There comes a time in a lady’s life when she must lace up her stiffest corset and face what she fears above all else. It’s called a day of reckoning in polite circles. But in the privacy of her mind, Isabelle Tremont, the Duchess of March, preferred language far less refined. Base, in fact. Yes, this promised to be a rotter of a day full of sodding answers. Yet she had little choice but to harness pluck and see it through. And so she would wrestle through a forest of indignities to avoid future brambles of regret. Cowardice was just not to be borne. Her father, the Duke of March, had often told her that before he had died three years ago, leaving her a duchess in her own right. A rare creature to be sure.

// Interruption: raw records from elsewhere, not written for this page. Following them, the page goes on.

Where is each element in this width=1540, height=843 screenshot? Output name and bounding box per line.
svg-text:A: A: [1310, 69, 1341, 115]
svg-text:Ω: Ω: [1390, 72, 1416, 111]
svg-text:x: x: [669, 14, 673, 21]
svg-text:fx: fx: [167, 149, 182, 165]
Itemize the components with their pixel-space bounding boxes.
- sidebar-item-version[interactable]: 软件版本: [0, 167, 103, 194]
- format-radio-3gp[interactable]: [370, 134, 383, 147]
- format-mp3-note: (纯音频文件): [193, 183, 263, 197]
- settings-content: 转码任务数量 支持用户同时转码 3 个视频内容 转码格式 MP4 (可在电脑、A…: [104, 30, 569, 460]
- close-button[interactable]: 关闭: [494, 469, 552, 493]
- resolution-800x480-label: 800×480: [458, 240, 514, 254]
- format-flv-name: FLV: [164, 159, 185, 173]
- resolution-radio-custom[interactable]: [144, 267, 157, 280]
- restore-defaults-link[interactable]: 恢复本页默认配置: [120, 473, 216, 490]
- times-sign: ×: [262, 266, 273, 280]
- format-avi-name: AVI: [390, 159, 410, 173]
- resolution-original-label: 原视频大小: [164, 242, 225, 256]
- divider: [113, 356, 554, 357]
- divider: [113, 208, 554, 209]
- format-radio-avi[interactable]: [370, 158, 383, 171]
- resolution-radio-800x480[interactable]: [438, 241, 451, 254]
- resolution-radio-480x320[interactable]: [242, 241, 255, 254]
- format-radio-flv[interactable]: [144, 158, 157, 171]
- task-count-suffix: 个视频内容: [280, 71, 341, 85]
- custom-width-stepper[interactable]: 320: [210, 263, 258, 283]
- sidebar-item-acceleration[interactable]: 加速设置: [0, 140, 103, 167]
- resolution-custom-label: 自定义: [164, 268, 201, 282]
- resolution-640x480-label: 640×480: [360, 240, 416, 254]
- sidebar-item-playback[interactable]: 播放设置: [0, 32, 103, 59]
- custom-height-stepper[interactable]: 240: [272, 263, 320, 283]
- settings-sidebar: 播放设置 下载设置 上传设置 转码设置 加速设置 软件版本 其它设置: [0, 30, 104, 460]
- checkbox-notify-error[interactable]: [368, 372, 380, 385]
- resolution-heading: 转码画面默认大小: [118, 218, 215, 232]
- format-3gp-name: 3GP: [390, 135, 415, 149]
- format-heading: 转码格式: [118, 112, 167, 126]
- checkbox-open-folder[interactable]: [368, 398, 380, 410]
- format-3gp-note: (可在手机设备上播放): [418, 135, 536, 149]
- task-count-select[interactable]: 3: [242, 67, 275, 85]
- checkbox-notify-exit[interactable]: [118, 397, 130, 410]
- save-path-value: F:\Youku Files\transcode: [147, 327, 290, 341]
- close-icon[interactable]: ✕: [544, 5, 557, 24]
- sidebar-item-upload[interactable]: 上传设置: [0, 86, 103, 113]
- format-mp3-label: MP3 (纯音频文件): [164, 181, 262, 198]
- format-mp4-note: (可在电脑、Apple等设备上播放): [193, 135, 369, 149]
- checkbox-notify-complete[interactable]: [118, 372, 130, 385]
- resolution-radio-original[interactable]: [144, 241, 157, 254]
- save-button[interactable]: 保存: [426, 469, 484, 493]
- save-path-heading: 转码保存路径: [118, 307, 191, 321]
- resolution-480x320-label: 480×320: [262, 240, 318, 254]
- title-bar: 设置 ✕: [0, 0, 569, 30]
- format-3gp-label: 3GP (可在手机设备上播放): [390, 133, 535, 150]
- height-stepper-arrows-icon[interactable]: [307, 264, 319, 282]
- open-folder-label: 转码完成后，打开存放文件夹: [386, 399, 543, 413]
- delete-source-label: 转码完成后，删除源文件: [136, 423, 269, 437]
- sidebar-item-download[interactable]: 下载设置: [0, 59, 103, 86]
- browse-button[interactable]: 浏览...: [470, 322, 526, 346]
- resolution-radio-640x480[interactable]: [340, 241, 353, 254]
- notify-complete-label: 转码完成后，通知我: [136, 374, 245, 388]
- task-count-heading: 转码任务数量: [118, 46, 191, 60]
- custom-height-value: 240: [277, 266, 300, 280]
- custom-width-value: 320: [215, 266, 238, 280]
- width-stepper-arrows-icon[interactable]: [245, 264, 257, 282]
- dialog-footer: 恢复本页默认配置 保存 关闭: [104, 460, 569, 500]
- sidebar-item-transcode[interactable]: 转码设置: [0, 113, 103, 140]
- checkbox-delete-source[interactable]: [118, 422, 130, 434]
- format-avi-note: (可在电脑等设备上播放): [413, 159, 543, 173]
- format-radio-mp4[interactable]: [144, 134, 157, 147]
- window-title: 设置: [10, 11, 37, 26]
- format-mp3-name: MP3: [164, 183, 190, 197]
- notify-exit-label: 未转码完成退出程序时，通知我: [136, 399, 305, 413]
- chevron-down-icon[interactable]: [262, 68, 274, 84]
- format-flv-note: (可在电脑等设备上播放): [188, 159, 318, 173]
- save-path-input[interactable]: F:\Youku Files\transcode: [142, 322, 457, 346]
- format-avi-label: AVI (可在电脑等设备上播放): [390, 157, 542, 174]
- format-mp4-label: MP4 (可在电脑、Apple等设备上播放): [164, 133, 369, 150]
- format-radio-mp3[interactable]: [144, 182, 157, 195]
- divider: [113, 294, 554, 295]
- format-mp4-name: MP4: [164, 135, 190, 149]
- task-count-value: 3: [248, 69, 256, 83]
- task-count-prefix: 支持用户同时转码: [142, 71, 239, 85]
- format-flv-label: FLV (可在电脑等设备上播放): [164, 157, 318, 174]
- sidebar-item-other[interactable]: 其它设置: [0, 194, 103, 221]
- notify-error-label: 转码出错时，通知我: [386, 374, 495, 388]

She only prayed God would not smite her when she did not fully own up to her true sentiments. It was one thing to take on the enemy, or rather . . . the gentleman who owned her heart. It was altogether another to bare her sensibilities. Pride was natural. Indeed, it protected one’s dignity. And one’s dignity protected the soul. And one’s soul . . . Oh, for the love of God, there was no time for pastoral ruminations. Endless speculation was mere procrastination. Procrastination was worse than waiting for someone else to come to his senses.
And so, at precisely three o’clock in the afternoon deep in Mayfair on a brilliant, cloudless late summer day, which did not match her mood, the petite duchess descended the stone steps of March House toward her destiny. At least no one else could fathom her inner tumult. Her maid, who not only excelled at pulling corset stays tighter than a French straightjacket, but also kept calm in the presence of silent madness, trailed her steps toward the carriage.